Release v0.1.0-alpha.4

Summary

1. Frontend: Refactor table and misc changes

2. A bug may cause kalm-controller working incorrectly when deleting routes.

3. Use refresh_token to refresh id_token in SSO component auth-proxy.

4. AuthProxy supports transparent transmission of requests that have bearer token.

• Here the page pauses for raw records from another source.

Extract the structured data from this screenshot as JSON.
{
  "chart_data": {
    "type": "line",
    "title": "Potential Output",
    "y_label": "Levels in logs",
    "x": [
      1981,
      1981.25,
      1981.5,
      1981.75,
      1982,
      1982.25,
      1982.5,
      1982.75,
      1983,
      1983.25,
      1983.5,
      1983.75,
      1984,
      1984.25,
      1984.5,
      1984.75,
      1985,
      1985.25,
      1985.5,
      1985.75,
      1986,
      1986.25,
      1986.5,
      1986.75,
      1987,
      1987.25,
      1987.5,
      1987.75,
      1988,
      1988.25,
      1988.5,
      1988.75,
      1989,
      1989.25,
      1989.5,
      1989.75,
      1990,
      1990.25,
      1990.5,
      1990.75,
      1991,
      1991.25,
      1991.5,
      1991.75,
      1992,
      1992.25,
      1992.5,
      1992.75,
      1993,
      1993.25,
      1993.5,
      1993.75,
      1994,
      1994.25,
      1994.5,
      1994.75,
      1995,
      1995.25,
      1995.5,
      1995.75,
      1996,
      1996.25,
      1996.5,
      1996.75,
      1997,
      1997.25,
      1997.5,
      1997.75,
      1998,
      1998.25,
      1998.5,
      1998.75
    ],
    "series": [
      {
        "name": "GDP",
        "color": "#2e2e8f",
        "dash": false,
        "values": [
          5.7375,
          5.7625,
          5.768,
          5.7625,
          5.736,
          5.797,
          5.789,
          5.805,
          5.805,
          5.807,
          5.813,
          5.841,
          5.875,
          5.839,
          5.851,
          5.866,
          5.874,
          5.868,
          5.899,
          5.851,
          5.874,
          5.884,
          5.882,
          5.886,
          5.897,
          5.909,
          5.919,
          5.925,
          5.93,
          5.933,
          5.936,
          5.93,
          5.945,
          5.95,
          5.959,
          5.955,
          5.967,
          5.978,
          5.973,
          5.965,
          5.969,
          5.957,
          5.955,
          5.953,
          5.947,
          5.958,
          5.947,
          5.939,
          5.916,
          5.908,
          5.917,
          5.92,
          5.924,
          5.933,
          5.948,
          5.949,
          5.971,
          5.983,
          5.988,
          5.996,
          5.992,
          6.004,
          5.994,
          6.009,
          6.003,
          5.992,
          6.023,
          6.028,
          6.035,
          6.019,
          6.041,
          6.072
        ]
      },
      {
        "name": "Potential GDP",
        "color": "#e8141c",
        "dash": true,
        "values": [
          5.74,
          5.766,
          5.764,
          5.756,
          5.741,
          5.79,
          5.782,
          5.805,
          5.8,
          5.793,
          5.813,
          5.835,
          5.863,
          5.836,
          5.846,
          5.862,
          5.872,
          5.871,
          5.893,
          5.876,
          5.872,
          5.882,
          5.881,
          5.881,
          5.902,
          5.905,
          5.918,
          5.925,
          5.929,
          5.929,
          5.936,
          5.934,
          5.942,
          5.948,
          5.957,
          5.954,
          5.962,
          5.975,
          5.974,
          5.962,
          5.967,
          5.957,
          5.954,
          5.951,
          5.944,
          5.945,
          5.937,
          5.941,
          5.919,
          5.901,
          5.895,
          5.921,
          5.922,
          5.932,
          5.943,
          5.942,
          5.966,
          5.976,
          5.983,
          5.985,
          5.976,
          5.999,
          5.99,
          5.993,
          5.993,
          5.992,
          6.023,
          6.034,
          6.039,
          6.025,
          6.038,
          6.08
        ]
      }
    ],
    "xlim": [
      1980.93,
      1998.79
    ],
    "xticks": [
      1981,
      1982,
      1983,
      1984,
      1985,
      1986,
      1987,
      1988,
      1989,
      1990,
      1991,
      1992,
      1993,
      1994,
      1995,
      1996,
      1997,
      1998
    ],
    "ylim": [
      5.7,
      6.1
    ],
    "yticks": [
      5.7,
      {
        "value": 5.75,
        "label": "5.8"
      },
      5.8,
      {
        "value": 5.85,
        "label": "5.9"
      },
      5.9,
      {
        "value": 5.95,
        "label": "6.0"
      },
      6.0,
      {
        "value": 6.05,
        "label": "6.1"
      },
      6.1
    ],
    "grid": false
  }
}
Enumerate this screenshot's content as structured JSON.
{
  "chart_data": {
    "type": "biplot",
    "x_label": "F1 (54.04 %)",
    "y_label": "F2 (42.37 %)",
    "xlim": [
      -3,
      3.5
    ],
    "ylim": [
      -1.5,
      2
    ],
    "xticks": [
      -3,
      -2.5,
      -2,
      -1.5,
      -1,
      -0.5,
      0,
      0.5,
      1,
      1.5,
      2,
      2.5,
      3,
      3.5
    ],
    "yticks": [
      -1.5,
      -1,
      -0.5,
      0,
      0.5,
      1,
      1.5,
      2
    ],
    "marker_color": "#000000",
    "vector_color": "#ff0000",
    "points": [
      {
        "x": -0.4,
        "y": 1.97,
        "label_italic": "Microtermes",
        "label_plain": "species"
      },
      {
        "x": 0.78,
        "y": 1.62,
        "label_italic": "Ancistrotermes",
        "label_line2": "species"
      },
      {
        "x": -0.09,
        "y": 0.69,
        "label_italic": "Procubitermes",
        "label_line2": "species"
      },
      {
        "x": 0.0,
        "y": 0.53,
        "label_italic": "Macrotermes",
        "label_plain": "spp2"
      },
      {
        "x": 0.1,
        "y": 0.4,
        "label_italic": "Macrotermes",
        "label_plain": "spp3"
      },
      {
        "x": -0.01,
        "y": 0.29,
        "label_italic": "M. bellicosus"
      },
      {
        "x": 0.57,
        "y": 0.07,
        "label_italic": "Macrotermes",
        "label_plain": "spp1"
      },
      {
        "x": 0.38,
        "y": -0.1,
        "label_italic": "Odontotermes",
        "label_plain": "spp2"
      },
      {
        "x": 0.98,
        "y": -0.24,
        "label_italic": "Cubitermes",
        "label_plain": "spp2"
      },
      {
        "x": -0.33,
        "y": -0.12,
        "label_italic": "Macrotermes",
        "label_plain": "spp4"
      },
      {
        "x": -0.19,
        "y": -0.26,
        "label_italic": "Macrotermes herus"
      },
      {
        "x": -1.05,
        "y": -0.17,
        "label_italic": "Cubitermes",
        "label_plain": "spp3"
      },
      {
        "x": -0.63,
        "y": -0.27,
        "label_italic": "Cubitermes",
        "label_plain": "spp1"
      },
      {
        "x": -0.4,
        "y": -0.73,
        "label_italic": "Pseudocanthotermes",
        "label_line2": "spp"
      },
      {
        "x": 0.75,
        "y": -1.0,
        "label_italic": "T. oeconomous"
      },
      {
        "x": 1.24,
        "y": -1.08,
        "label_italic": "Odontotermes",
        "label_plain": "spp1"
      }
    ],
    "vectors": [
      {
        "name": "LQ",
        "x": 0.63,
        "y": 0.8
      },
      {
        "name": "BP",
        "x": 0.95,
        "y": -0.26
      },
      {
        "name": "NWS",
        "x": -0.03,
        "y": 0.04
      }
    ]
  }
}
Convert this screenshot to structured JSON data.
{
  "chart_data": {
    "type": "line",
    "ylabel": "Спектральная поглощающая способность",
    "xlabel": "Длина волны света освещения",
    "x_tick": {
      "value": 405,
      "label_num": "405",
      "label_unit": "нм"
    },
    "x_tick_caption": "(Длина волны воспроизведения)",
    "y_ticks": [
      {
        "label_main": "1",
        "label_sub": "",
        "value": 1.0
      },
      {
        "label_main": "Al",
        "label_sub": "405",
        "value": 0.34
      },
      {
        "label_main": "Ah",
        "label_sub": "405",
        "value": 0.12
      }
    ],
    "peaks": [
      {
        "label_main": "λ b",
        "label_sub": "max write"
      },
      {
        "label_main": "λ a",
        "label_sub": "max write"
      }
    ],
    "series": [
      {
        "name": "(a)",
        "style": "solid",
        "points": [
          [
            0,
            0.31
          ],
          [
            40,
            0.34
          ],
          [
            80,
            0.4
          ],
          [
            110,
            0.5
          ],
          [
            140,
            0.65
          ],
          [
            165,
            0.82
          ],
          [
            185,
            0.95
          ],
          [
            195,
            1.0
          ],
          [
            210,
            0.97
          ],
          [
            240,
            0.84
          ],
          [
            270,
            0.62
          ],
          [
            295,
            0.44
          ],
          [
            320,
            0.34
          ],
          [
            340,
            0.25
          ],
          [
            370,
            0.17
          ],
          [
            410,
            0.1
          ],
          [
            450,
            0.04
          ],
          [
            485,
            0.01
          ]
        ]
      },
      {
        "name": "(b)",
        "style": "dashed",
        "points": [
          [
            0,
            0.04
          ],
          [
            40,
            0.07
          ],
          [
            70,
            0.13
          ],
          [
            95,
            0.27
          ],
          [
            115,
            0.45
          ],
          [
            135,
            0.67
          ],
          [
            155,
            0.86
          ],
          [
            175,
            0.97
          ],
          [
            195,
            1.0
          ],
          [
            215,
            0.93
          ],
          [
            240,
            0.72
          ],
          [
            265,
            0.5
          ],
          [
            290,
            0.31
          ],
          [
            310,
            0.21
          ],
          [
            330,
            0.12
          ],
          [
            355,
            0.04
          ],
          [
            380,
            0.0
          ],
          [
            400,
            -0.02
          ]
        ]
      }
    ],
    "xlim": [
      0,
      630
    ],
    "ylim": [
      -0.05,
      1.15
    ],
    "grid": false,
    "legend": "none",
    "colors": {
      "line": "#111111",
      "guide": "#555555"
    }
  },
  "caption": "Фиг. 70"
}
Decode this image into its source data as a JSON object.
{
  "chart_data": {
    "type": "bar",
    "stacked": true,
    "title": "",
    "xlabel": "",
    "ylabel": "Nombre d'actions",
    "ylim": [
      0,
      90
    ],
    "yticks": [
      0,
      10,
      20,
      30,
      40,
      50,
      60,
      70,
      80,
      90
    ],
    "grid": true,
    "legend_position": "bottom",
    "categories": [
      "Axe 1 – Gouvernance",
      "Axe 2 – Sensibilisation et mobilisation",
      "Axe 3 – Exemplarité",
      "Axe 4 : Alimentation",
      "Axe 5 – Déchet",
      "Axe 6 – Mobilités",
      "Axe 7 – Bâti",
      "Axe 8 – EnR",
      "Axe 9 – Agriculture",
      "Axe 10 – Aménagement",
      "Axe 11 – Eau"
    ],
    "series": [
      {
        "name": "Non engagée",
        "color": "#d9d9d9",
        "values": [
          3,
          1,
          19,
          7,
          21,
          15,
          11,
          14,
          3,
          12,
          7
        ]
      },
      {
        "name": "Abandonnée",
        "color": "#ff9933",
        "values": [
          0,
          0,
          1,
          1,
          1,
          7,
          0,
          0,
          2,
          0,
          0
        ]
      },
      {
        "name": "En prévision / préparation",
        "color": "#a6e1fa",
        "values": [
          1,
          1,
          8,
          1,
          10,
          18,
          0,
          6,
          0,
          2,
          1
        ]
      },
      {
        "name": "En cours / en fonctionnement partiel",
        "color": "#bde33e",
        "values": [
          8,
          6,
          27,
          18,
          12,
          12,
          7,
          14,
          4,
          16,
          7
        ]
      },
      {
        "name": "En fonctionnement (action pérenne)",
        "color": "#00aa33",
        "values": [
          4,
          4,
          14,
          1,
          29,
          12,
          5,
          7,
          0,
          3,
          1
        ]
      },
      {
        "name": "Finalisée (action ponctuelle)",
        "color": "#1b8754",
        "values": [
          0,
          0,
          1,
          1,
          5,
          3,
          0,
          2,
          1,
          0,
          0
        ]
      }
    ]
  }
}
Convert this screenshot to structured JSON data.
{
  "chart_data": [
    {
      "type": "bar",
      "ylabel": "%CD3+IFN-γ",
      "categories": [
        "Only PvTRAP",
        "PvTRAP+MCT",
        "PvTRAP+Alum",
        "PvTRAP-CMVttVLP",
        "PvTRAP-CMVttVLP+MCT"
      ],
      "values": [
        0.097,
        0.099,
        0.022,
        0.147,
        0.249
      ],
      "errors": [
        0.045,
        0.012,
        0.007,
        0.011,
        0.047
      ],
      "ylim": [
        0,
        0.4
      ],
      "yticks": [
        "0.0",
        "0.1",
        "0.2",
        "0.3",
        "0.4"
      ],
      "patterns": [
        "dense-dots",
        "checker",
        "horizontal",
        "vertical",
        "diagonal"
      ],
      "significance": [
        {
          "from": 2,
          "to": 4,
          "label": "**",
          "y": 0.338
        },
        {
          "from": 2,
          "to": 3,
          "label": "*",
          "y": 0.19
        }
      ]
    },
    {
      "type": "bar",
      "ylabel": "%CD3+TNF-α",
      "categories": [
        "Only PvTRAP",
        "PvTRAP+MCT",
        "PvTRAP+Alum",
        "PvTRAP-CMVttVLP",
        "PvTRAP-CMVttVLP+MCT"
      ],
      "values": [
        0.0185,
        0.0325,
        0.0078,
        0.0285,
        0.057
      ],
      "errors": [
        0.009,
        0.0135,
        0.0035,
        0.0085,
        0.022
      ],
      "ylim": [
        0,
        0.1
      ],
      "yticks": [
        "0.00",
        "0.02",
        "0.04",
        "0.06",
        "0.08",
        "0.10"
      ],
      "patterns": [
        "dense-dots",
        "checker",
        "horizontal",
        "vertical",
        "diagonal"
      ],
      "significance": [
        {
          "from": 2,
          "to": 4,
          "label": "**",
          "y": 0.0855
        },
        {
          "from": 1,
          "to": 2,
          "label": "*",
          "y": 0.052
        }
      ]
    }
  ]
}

5. More secure kalm permissions. The port with administrator rights is extracted, and currently it only starts at localhost:3010. So the port-forward command also changes.

   kubectl port-forward -n kalm-system $(kubectl get pod -n kalm-system -l app=kalm -ojsonpath="{.items[0].metadata.name}") 3010:3010
   

6. Registry password won't pass to frontend any more for safety reason.

How to update

1. Update kalm-operator by running

kubectl patch deployment kalm-operator -n kalm-operator --type json -p='[{"op": "replace", "path": "/spec/template/spec/containers/1/image", "value": "kalmhq/kalm-operator:v0.1.0-alpha.4"}]'

2. Update kalm-config by running

kubectl patch kalmoperatorconfigs -n kalm-operator $(kubectl get kalmoperatorconfigs.install.kalm.dev -n kalm-operator -o jsonpath="{.items[0].metadata.name}") --type json -p='[{"op": "replace", "path": "/spec/kalmVersion", "value": "v0.1.0-alpha.4"}]'

3. Delete deprecated route [Optional]

The webhook route is no longer used. It can be deleted safely.

v0.1.0-alpha.3

1. Add image convertor to change image to azure china dns.
2. Misc changes.

Alpha Version 2

This is the first release of kalm. Basic functions have been basically stable. This release is mainly to test whether the tag-based release process is correct.